KU’s Studio 804 ready to show off 2 new homes in eastern Lawrence

photo by: Mike Yoder

The view from the intersection of Summit Street and Oak Hill Avenue shows the 615 square-foot 1501 Oak Hill Ave. at left and the 925-square-foot 1503 Oak Hill Ave at right. The homes are two compact footprints on a traditionally single lot in the Brook Creek neighborhood.

Two new sleek and minimalist homes built in eastern Lawrence’s Brook Creek neighborhood are ready to join a long list of homes designed by University of Kansas students.

Since August, 15 KU architecture students participating in the Studio 804 program have been building the two new homes and will soon share them with the public. The homes — located at 1501 and 1503 Oak Hill Ave. — will be on display for prospective buyers from 9 a.m. to 2 p.m. Saturday.

“We designed homes that we found to be buildable, cost effective and — if we can say so ourselves — beautiful,” said Jared Heinzerling, one of the KU students who built the home.

photo by: Mike Yoder

Daniel Ritchie, University of Kansas fifth-year architecture student, touches up a living room wall in the 1503 Oak Hill Avenue house. The home is one of two single residence homes being completed this month by Studio 804 students.
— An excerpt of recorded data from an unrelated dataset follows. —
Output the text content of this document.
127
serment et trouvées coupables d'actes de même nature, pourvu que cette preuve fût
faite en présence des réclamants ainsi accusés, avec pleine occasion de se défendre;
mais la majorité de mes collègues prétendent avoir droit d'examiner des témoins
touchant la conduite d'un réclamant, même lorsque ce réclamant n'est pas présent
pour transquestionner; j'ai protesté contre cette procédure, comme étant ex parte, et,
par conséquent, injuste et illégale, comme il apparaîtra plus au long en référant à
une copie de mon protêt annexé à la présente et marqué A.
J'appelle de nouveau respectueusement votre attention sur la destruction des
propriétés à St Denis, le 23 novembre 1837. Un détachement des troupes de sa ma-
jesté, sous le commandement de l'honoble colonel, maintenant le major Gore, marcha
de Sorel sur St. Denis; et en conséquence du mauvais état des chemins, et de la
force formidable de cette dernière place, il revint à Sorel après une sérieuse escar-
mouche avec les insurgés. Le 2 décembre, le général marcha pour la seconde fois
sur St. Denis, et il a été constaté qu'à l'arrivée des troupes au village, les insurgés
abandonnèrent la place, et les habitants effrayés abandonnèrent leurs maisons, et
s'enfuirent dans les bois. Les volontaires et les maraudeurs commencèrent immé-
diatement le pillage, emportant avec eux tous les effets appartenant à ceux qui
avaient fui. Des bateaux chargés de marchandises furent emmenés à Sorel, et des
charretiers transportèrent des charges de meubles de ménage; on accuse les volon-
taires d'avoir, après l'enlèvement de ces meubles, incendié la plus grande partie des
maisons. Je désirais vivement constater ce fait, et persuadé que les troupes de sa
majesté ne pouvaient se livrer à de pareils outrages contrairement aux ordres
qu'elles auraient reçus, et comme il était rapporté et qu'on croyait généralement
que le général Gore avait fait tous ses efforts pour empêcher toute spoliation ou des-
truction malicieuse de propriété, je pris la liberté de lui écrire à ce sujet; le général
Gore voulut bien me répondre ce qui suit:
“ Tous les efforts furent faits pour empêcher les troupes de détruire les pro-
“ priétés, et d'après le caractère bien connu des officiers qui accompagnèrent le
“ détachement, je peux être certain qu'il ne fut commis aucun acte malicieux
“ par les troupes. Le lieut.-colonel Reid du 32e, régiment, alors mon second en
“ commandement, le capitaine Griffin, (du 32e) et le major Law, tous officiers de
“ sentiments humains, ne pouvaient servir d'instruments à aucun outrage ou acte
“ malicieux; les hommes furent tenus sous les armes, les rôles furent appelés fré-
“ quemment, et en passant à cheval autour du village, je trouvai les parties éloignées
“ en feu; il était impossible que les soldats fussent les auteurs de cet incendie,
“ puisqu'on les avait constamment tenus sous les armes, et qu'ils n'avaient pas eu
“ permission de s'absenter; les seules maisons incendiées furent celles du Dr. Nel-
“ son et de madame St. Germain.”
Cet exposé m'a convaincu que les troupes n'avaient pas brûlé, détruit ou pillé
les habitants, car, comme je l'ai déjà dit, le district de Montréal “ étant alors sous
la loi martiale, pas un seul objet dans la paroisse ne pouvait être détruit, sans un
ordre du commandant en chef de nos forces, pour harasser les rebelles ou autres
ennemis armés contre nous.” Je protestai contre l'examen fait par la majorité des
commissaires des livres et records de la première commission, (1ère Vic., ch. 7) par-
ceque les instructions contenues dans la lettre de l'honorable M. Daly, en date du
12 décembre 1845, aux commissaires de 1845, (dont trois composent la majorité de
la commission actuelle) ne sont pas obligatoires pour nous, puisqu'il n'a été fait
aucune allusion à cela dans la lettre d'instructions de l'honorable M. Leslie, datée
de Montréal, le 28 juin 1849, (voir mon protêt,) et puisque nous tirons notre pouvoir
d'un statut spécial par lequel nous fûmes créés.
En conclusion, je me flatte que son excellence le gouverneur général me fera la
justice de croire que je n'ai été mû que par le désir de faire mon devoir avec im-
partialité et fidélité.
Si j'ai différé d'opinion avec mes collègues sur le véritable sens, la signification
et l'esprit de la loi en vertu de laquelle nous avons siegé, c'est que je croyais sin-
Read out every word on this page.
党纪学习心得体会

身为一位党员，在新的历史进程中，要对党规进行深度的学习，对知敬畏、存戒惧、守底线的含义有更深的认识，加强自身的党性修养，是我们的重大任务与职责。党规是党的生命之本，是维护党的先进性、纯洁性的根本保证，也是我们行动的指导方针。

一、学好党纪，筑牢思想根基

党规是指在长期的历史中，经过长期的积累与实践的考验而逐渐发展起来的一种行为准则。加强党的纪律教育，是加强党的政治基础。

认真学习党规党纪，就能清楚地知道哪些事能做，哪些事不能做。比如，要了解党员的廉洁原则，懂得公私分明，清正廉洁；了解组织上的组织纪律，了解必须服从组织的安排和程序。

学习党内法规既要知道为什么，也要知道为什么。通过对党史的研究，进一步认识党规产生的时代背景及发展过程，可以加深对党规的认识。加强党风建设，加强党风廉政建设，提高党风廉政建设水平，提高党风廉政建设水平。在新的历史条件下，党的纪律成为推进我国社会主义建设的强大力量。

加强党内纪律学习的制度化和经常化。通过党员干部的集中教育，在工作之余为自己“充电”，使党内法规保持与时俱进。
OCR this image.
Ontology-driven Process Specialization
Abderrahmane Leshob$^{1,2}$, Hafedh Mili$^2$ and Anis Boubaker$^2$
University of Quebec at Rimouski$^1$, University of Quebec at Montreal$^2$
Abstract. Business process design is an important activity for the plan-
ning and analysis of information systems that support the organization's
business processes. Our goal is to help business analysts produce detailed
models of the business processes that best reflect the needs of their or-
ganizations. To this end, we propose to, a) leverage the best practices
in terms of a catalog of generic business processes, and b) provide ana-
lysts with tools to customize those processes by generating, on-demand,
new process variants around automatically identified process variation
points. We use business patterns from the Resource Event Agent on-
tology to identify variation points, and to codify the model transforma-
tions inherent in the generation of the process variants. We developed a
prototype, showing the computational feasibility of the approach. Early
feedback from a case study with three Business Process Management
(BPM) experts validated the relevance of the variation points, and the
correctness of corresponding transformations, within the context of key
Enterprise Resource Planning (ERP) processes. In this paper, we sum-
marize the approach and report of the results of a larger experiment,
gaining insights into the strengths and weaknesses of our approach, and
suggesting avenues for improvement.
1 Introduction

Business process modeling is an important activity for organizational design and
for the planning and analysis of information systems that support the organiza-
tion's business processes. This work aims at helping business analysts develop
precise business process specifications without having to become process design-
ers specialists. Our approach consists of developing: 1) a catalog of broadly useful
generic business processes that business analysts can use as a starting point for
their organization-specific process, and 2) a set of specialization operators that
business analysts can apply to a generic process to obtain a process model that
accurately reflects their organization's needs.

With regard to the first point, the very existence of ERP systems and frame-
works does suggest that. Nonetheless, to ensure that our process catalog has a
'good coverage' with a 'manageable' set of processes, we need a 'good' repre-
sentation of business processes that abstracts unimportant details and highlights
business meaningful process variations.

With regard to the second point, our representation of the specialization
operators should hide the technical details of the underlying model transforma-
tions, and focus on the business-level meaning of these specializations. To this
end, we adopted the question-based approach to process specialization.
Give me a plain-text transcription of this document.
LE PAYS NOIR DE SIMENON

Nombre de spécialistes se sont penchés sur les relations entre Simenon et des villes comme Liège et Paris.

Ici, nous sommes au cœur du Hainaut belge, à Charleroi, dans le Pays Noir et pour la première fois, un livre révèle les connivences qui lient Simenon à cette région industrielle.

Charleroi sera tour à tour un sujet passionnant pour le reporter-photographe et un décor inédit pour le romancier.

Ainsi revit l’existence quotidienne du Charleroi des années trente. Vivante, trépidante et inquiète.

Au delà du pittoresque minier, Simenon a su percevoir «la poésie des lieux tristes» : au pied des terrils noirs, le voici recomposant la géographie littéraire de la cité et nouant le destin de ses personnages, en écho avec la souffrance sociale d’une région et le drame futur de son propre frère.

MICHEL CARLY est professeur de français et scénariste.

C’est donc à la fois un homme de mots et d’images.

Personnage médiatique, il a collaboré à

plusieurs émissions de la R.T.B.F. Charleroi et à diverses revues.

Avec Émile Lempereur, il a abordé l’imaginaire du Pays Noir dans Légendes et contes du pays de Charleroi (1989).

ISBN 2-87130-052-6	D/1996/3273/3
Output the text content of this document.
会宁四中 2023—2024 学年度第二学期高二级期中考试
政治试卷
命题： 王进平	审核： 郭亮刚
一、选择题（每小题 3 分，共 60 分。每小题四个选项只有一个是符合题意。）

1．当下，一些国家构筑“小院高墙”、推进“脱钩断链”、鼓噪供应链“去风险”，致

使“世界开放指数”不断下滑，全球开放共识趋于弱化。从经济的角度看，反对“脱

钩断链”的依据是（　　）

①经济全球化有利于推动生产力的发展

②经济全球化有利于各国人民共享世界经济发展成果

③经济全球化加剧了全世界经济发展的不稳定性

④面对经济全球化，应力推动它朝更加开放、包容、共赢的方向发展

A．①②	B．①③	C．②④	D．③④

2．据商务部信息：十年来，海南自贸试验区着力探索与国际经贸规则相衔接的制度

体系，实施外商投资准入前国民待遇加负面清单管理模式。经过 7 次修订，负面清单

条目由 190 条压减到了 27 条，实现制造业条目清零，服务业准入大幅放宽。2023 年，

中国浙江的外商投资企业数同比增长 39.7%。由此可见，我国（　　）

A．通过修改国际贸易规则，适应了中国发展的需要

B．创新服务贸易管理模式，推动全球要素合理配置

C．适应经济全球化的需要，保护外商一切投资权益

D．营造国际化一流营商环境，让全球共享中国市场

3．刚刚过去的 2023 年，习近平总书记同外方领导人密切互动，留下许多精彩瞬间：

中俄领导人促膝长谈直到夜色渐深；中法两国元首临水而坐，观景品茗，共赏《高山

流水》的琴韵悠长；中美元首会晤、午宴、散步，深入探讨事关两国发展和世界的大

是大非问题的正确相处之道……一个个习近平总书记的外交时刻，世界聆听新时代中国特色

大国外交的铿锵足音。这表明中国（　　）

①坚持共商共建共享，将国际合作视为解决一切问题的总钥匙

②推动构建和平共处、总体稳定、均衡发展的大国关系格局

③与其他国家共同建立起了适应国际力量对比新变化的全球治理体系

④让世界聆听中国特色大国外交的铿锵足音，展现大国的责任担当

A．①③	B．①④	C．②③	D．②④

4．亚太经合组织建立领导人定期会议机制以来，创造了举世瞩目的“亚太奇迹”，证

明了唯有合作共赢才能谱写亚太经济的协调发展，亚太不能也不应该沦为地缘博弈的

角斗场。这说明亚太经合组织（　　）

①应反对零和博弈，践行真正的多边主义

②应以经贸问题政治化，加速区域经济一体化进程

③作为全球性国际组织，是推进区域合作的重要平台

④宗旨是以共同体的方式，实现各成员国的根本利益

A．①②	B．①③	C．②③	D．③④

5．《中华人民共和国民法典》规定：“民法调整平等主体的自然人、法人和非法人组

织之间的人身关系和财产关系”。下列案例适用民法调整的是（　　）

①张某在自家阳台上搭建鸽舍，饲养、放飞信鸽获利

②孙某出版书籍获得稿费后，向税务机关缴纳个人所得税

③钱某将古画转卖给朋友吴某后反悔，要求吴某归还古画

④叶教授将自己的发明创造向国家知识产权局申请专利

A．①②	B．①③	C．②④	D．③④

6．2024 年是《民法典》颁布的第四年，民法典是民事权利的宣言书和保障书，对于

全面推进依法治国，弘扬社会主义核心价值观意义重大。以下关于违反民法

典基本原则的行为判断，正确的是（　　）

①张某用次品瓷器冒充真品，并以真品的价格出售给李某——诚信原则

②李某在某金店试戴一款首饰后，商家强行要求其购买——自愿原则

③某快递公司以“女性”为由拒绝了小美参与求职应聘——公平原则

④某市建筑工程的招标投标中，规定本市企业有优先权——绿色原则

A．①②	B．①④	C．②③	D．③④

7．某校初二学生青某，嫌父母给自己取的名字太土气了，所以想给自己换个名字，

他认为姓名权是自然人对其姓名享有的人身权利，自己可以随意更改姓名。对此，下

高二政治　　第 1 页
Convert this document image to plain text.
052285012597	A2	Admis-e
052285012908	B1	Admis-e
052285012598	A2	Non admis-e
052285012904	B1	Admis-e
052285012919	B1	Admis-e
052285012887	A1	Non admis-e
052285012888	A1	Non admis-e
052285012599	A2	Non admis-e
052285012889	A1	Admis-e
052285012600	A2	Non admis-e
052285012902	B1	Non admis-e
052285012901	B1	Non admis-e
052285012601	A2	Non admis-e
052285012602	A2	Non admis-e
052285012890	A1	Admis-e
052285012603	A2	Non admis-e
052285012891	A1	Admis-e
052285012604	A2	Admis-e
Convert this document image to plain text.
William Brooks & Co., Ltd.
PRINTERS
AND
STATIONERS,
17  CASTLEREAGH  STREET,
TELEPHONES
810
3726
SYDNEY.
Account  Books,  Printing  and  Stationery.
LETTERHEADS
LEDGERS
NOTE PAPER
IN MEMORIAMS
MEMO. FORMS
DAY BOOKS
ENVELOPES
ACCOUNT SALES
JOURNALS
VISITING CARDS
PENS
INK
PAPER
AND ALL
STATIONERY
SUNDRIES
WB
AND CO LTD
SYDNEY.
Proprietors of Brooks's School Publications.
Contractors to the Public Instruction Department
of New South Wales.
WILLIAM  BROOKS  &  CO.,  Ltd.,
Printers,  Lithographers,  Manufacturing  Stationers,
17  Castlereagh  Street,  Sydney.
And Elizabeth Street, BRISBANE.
The 1503 home is 925 square feet with two bedrooms and one bath.

Studio 804 is a KU architecture class, with an associated not-for-profit corporation, that challenges a new group of students each year to design and build their own sustainable home projects from the ground up. The program has built and sold many homes in Lawrence since 1995, with the profits going back to the program.

One of the main ideas the students focused on with these new structures was building homes that are more affordable, said Emilie Printemps, a student from France who specifically came to KU for the Studio 804 program. Although affordability is listed as one of the missions of the program, last year the program built two structures on a property that was listed for $479,000.

“One of the biggest backlashes we got was last year’s home was a little on the higher side and raising (the neighborhood’s) property taxes,” Heinzerling said.

So this year before designing the homes, the students met with the Brook Creek Neighborhood Association to make sure they built structures that would fit in with the rest of the neighborhood. The students chose to build two separate homes in a more modest nature that are comparable to the rest of the community and listed them at lower prices.

The smaller home, 1501, features one bedroom, one bathroom, 615 square feet of living space and is listed for sale at $229,000. The larger home, 1503, features two bedrooms, one bathroom, 925 square feet of living space and is listed for sale at $279,000.

The exteriors mostly use steel, which helps reflect light from the home and keep the interior cool. The students also added wood paneling, made from sassafras trees in Missouri. Printemps said the mixture of metal and wood was chosen because of efficiency, but also to match the neighborhood.

photo by: Mike Yoder

The 950-square-foot home at 1503 Oak Hill Avenue, the 2018-19 project for University of Kansas Studio 804 architecture students, is pictured Tuesday, May 14, 2019.

photo by: Mike Yoder

Sassafras siding and decking is featured in both Oak Hill Avenue houses.

Additionally, the minimalist design — using hard lines and boxlike structures — is based on a trend in modern home building, Heinzerling said.

“We want everything to be intentional and clean,” Heinzerling said. “We try to avoid the flash and bang of a lot of other designs and … continue the language of a simple, yet elegant, home.”

The facade of the home features a large glass wall, which serves a stylistic, functional and sustainable purpose, allowing sunlight directly into the living areas.

Printemps said the glass walls were strategically placed facing the south to make sure they would allow more sunlight into the home during the winter, when the direct sunlight comes in from the south house, and less light during the summer, when direct sunlight comes in above the house.

The walls of the structures are also thicker than those of usual homes, which will help trap heat during the winter months and cool air in the summer months. These features will help keep energy costs down.

While Heinzerling said he would not know how low of an energy bill the homes would generate on a monthly basis until someone moved in, he said previous homes in the program have electric bills as low as $17. But he noted some of those homes used solar panels, which the students did not do this year.

photo by: Mike Yoder

KU architecture students Blake Firkins, left, and Joe Libeer, right, stand in the living room of the 925-square-foot home at 1503 Oak Hill Avenue, a 2018-19 Studio 804 project.

The homes have many more features visitors will be able to see if they visit the open house, such as special doors with small slats that allow air to pass through to mitigate air movement when doors open and the kitchen countertops made from compacted recycled newspapers.

“We’re really proud of all the small details,” Heinzerling said.

photo by: Mike Yoder

The kitchen inside 1503 Oak Hill Avenue as viewed from one of the two bedrooms in the 925-square-foot house. Interior floors are of white oak.